私たちの体の中では、鉄の働きによって細胞が壊れる「脂質の酸化」が起こることがあります。これが進むとフェロトーシスと呼ばれる細胞死が起き、肝臓などさまざまな病気の原因になることが知られています。ところが、これまでフェロトーシスを体の中で直接調べるには、肝臓の一部を取り出すような体に負担の大きい検査が必要でした。
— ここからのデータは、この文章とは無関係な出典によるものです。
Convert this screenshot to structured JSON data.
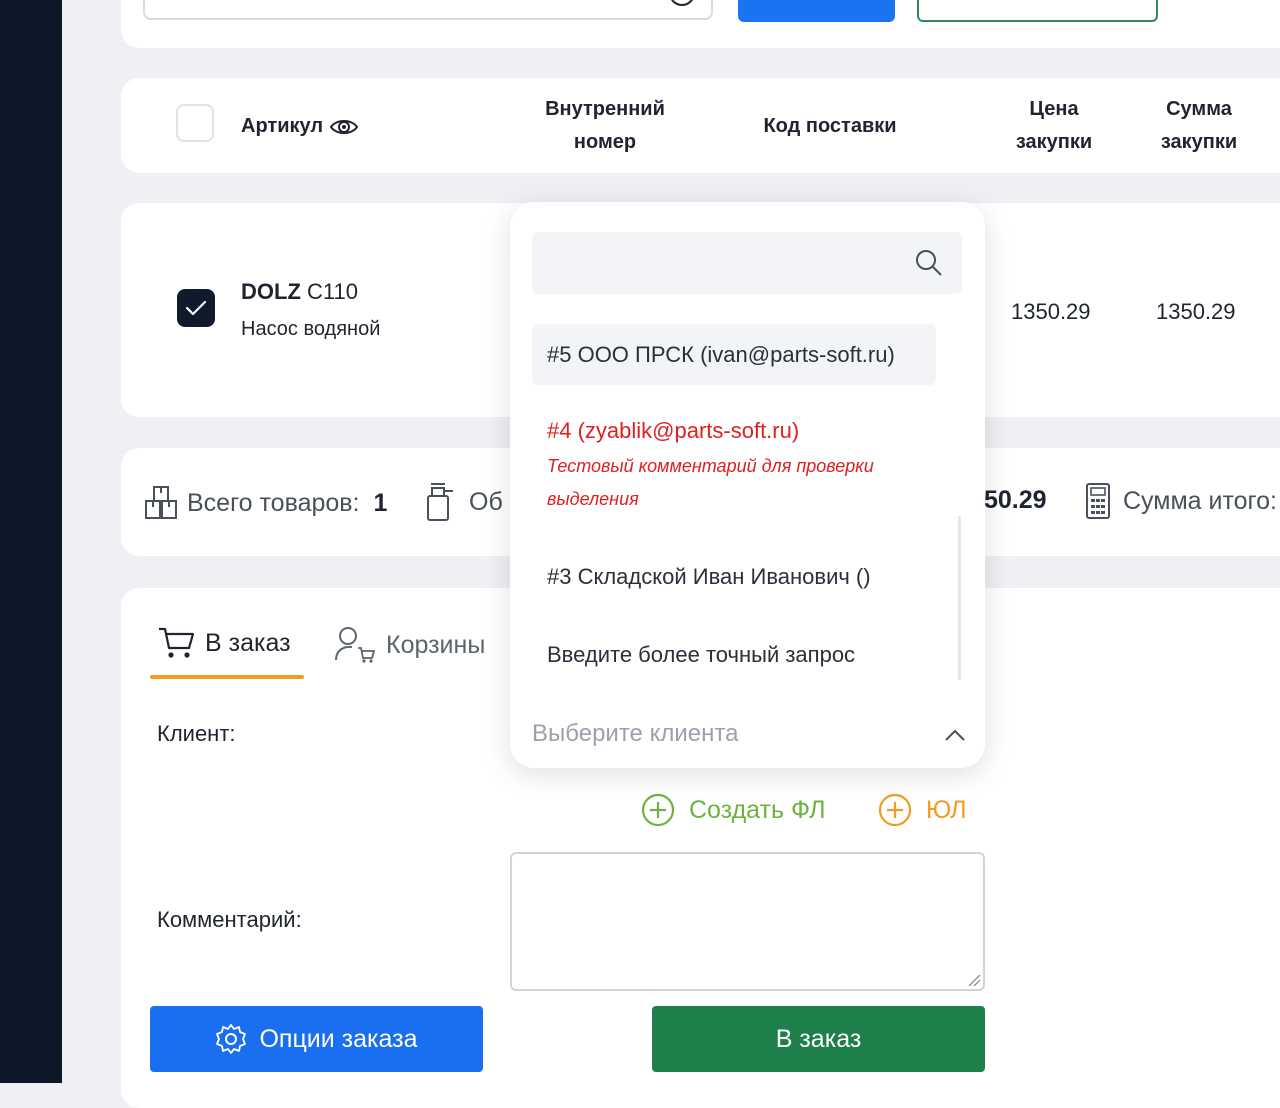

京都大学大学院医学研究科附属がん免疫総合研究センターの松岡悠太 特定助教、杉浦悠毅 特定准教授らの研究グループは、慶應義塾大学医学部スポーツ医学総合センターの勝俣良紀専任講師、同内科学教室(消化器)の中本伸宏准教授、公益財団法人田附興風会医学研究所北野病院 消化器センター 井口公太副部長らとの共同研究により、フェロトーシスが進むと「鉄の匂い分子」として知られる特殊な物質がガスとして細胞から放出されることを発見しました。この分子は、肝臓病のマウスだけでなく、脂肪性肝疾患の患者さんの呼気(吐いた息)からも検出されました。つまり、息を調べるだけで病気の進行を知ることができる可能性が示されたのです。この研究は、体に負担をかけずにリアルタイムで病気を調べられる新しい診断法につながると期待されます。
本研究成果は、2025年9月2日に蘭国の国際学術誌「Redox Biology」にオンライン掲載されました。